You know the feeling. You’ve settled in for another hour of your favorite reality show, eagerly anticipating the crazy shit about to go down, when the announcer says, “It’s been a wild season so far … ” Your hungry heart sinks. It’s a damn clip show. Or the stuff-we-never-showed-you installment, which is just as aggravating. But these compilations aren’t just the province of guilty-pleasure time-killers. PBS’s award-winning documentary series Frontline has even gotten into the act. When the subject is the sobering, exhaustive and tragic über-narrative of the war on terror, the feeling is hardly that this is the “best of” American leadership.

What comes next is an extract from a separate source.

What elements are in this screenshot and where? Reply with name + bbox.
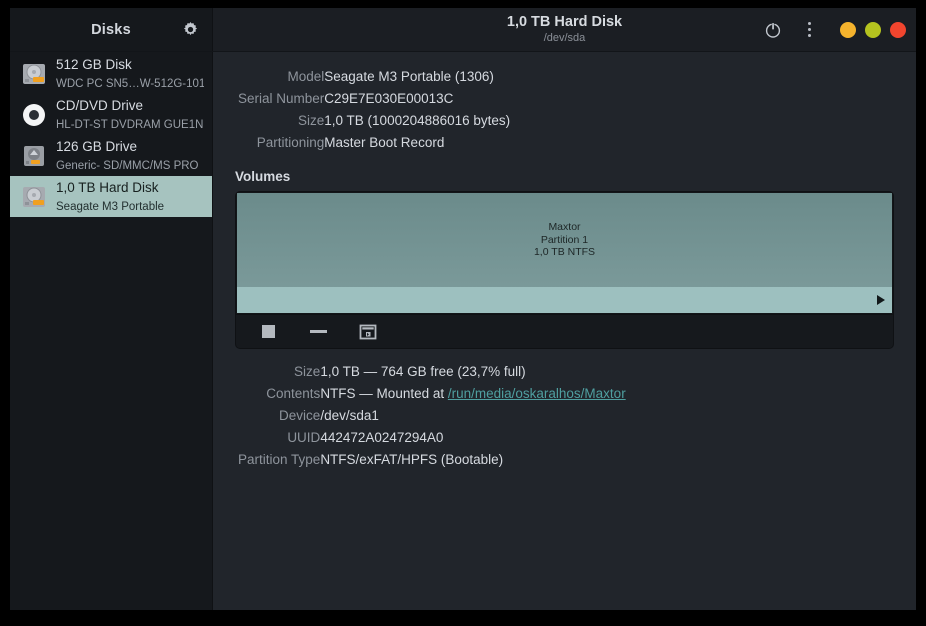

For the fifth anniversary of the invasion of Iraq, producer Michael Kirk has culled from dozens of the series’ laudable reports (many by him) on both the conflict and Bush’s government — including new reporting — to create next week’s two-part, four-and-a-half-hour Bush’s War. For anyone who has forgotten the details about the biggest foreign-policy misadventure of our time, it’s an invaluable way of getting up to speed on this powerfully grim freight train of ill-timed bullheadedness, hypocritical secrecy, squandered resources, school-yard-level venality, darkly brilliant manipulation and — perhaps above all — sheer incompetence. And for those who know the facts well, seeing them in their full chronological sweep with some pungent analysis by interviewed insiders carries a fresh charge. Certain biographical arcs become particularly fascinating as tales of power won and lost — namely responsibility hog Donald Rumsfeld’s gradual muzzling and Condoleezza Rice’s education in cabinet survival — while the dispiriting join-’em-if-you-can’t-beat-’em trajectories of Colin Powell and George Tenet evoke a kind of mealy pity. With all the presidential-campaign hoopla about who’s going to be more ready on his or her first day in office, those reacquainting themselves with the details of this epic story of crisis response — an IED-pockmarked memory lane — will at least know what not to do.